Typically, windows only permit one remote RDP session by default, which might lead to noticeable conflict when the attacker and the authorized user compete for interaction on the same device.

In the first method, attackers take advantage of the emergence of additional “hidden desktop” objects to get interactive control independently of the interfaces shown on, say, the active desktop that the user is now using.

According to Microsoft, this technique allows a legitimate user to be unaware that the attacker is using their computer in the background as they continue to communicate with it.

Attackers target a Windows user session that can be assigned with several Windows Station objects to carry out this hack. As only one Windows Station object may be interactive at a time, most services that use other Window Stations are not interactive.

The hVNC Technique

Hidden virtual network computing, or hVNC, is a type of virtual network computing (VNC) that uses a Windows feature that permits the existence of numerous interactive desktops in a single user session.

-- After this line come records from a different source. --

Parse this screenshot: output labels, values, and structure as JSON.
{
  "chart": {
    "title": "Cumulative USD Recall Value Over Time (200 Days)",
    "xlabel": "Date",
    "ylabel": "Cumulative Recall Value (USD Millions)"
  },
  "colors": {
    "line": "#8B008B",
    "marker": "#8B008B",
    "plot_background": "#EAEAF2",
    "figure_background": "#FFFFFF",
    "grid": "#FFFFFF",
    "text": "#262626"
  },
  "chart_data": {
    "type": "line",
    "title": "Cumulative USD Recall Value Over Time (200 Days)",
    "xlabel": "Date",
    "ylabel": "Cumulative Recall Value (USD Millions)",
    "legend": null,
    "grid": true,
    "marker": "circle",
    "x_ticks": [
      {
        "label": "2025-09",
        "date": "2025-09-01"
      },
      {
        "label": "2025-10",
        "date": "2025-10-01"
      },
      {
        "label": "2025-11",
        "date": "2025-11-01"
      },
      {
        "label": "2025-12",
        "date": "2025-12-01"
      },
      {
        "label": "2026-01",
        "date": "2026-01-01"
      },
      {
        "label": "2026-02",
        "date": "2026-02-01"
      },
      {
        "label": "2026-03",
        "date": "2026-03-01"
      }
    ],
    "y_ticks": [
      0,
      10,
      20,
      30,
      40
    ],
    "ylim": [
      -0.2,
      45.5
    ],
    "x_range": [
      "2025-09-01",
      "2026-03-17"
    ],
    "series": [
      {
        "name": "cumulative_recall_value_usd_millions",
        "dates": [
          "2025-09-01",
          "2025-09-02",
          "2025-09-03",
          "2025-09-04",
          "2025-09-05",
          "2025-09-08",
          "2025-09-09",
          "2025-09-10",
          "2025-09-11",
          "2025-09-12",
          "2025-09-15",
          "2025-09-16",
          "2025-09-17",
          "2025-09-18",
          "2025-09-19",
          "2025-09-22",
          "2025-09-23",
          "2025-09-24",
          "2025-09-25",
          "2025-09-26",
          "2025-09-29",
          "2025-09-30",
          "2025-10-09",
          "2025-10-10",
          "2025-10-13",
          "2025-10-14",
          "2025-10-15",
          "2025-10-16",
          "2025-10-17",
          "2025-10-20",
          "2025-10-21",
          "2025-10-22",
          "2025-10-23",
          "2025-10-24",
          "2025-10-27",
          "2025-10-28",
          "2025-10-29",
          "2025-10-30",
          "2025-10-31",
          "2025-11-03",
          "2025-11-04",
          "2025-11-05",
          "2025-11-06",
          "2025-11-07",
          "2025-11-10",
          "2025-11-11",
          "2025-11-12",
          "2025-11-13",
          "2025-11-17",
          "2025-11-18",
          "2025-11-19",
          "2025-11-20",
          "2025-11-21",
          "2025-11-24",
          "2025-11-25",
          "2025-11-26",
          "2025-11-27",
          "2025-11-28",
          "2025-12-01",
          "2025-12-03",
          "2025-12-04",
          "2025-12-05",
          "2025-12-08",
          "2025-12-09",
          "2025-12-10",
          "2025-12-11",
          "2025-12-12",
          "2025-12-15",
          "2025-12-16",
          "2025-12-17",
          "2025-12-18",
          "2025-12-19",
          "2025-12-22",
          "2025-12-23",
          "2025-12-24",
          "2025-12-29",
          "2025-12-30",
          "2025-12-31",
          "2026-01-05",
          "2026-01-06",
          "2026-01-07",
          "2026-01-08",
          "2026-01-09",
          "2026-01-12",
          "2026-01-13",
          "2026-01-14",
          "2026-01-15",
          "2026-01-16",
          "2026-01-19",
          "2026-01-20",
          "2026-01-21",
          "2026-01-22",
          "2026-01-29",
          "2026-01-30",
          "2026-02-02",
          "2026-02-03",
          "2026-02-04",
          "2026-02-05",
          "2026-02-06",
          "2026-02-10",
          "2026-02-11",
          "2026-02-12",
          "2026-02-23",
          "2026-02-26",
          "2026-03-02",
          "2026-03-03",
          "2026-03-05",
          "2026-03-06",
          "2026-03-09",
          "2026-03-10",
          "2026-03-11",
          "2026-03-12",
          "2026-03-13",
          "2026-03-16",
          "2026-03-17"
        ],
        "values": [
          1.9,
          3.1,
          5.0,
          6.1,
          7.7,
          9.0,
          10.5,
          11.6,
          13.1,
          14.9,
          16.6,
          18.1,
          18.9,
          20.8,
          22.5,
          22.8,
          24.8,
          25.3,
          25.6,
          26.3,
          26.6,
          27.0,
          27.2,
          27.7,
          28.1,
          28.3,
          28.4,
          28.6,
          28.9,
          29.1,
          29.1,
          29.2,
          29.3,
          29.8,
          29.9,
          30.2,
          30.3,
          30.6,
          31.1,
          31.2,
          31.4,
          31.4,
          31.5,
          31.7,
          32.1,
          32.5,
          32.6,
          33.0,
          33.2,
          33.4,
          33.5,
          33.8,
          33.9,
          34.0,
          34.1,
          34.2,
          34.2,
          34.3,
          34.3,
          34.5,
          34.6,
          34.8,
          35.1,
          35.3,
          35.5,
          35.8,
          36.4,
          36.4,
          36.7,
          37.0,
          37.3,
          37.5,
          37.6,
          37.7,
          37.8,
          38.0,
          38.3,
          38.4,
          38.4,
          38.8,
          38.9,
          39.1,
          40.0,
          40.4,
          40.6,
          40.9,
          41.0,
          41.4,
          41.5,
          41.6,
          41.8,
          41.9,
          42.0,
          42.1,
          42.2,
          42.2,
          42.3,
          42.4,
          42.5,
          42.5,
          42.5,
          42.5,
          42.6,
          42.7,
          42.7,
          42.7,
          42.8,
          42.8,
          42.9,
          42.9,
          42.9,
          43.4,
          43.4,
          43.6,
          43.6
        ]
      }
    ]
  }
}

The hVNC approach allows attackers to remotely manage events on the targeted device by opening a hidden instance as a virtual desktop in parallel to the user’s current session.

After that, any activity traces are removed by creating a new Windows desktop.

Detection With Defender For Endpoint 

Defender for Endpoint’s enhanced detection capabilities, an attacker uses a hidden desktop to execute an interactive Powsershell.exe instance.

According to Microsoft, you can use an Advanced Hunting query to see every instance of a particular process that is running on a desktop computer that might be abnormal.

Hence, admins can keep ahead of the ever-changing threat landscape with Defender for Endpoint’s capability to detect malicious use of hidden desktops.

This feature offers admins more detailed visibility and control over detection, investigation, and hunting in specific edge instances.